Adaptive Global and Fine-Grained Perceptual Fusion for MLLM Embeddings Compatible with Hard Negative Amplification
AI 摘要
提出了AGFF-Embed,自适应融合全局和细粒度信息的MLLM嵌入,并结合EGA提升性能。
主要贡献
- 提出AGFF-Embed模型,融合全局和细粒度感知
- 利用MLLM生成不同语义维度的嵌入
- 结合EGA技术实现hard negative增强
- 在MMEB和MMVP-VLM基准测试上达到SOTA
方法论
通过prompt MLLM生成多维度语义信息嵌入,自适应融合,并结合EGA实现hard negative挖掘。
原文摘要
Multimodal embeddings serve as a bridge for aligning vision and language, with the two primary implementations -- CLIP-based and MLLM-based embedding models -- both limited to capturing only global semantic information. Although numerous studies have focused on fine-grained understanding, we observe that complex scenarios currently targeted by MLLM embeddings often involve a hybrid perceptual pattern of both global and fine-grained elements, thus necessitating a compatible fusion mechanism.
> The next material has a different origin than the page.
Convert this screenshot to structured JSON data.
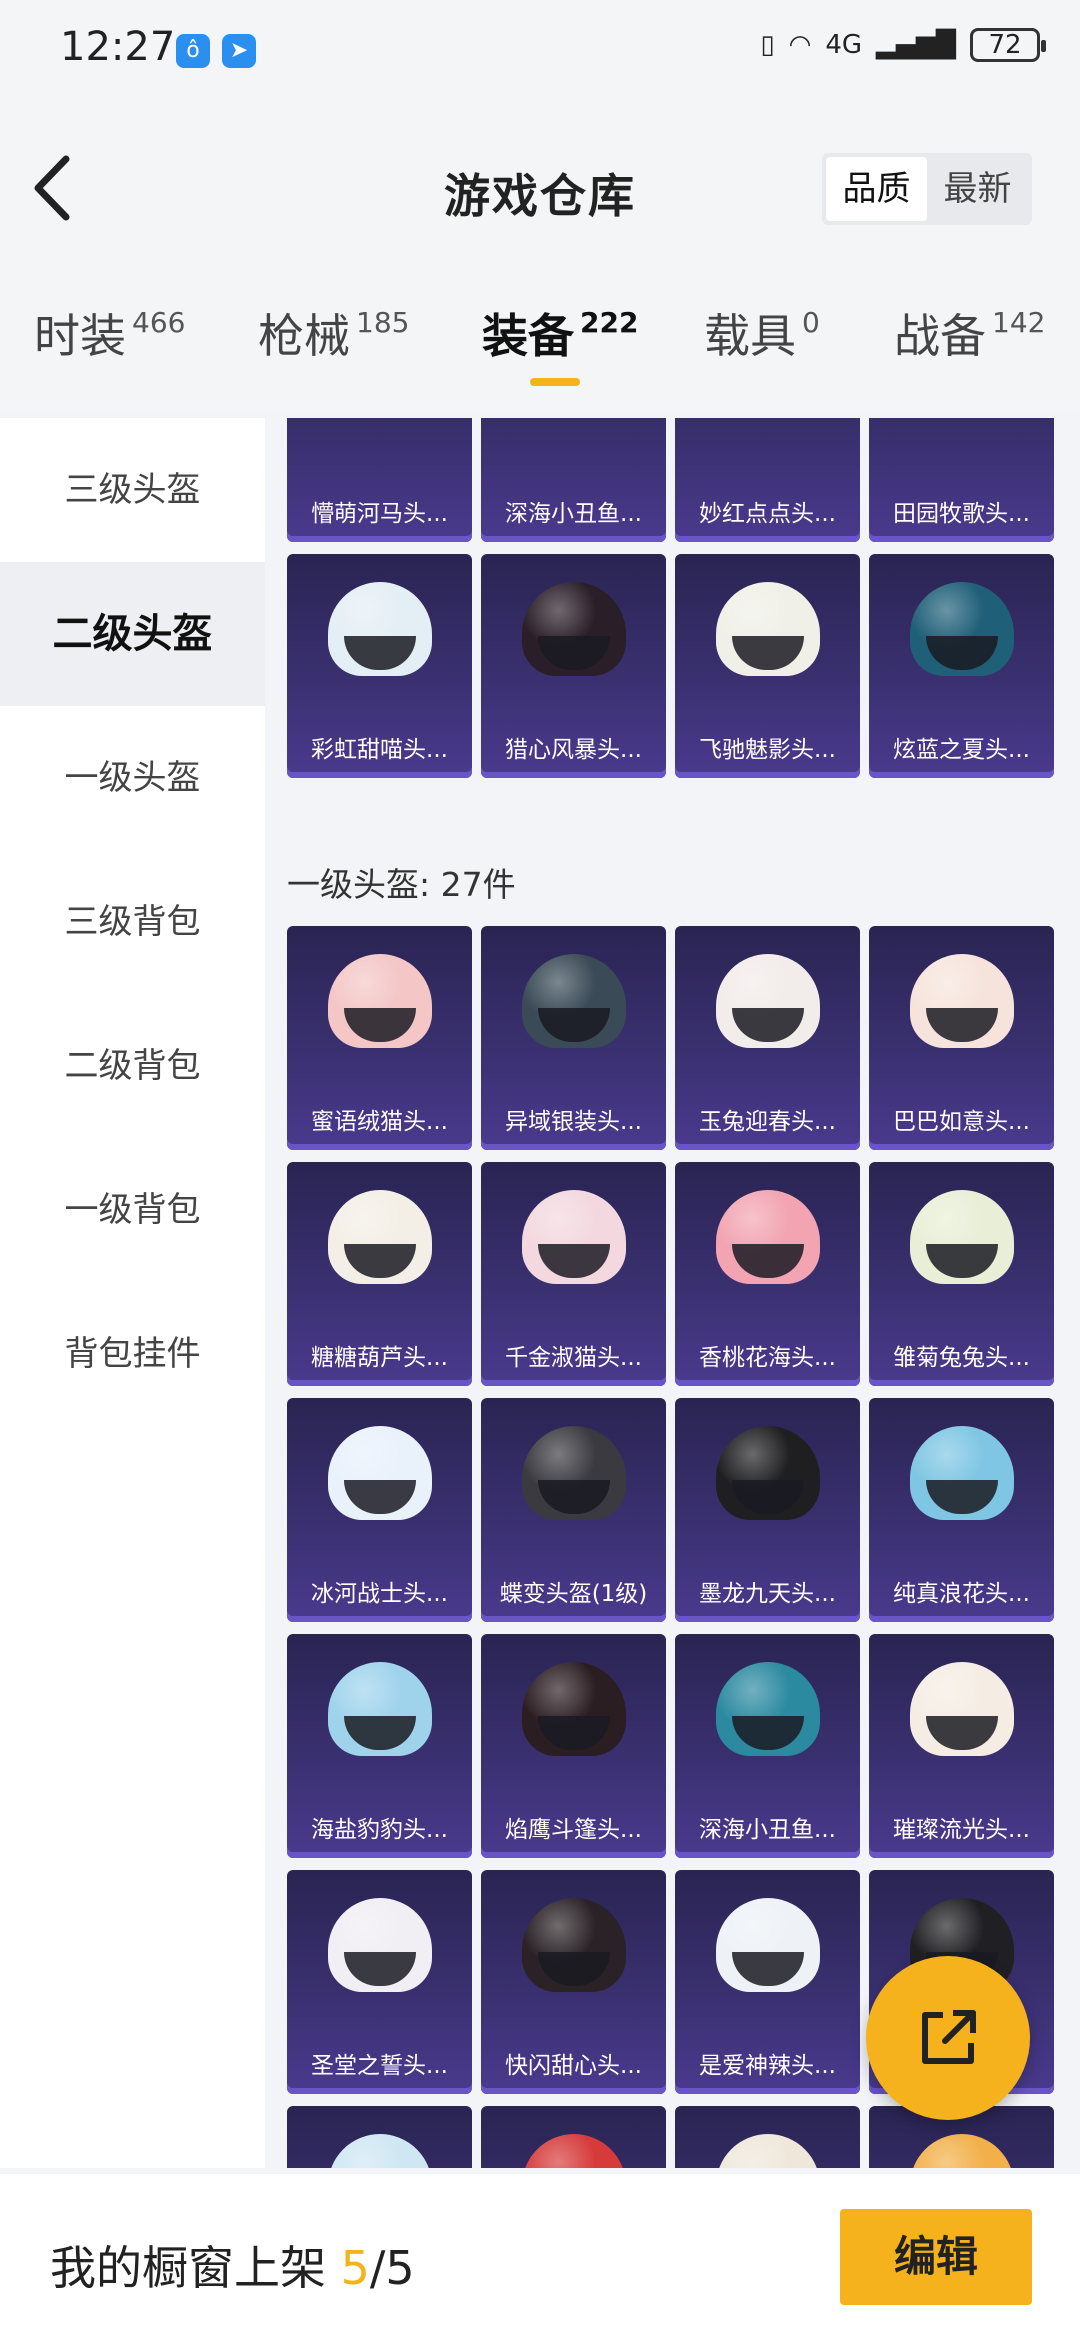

In this paper, we propose Adaptive Global and Fine-grained perceptual Fusion for MLLM Embeddings (AGFF-Embed), a method that prompts the MLLM to generate multiple embeddings focusing on different dimensions of semantic information, which are then adaptively and smoothly aggregated. Furthermore, we adapt AGFF-Embed with the Explicit Gradient Amplification (EGA) technique to achieve in-batch hard negatives enhancement without requiring fine-grained editing of the dataset. Evaluation on the MMEB and MMVP-VLM benchmarks shows that AGFF-Embed comprehensively achieves state-of-the-art performance in both general and fine-grained understanding compared to other multimodal embedding models.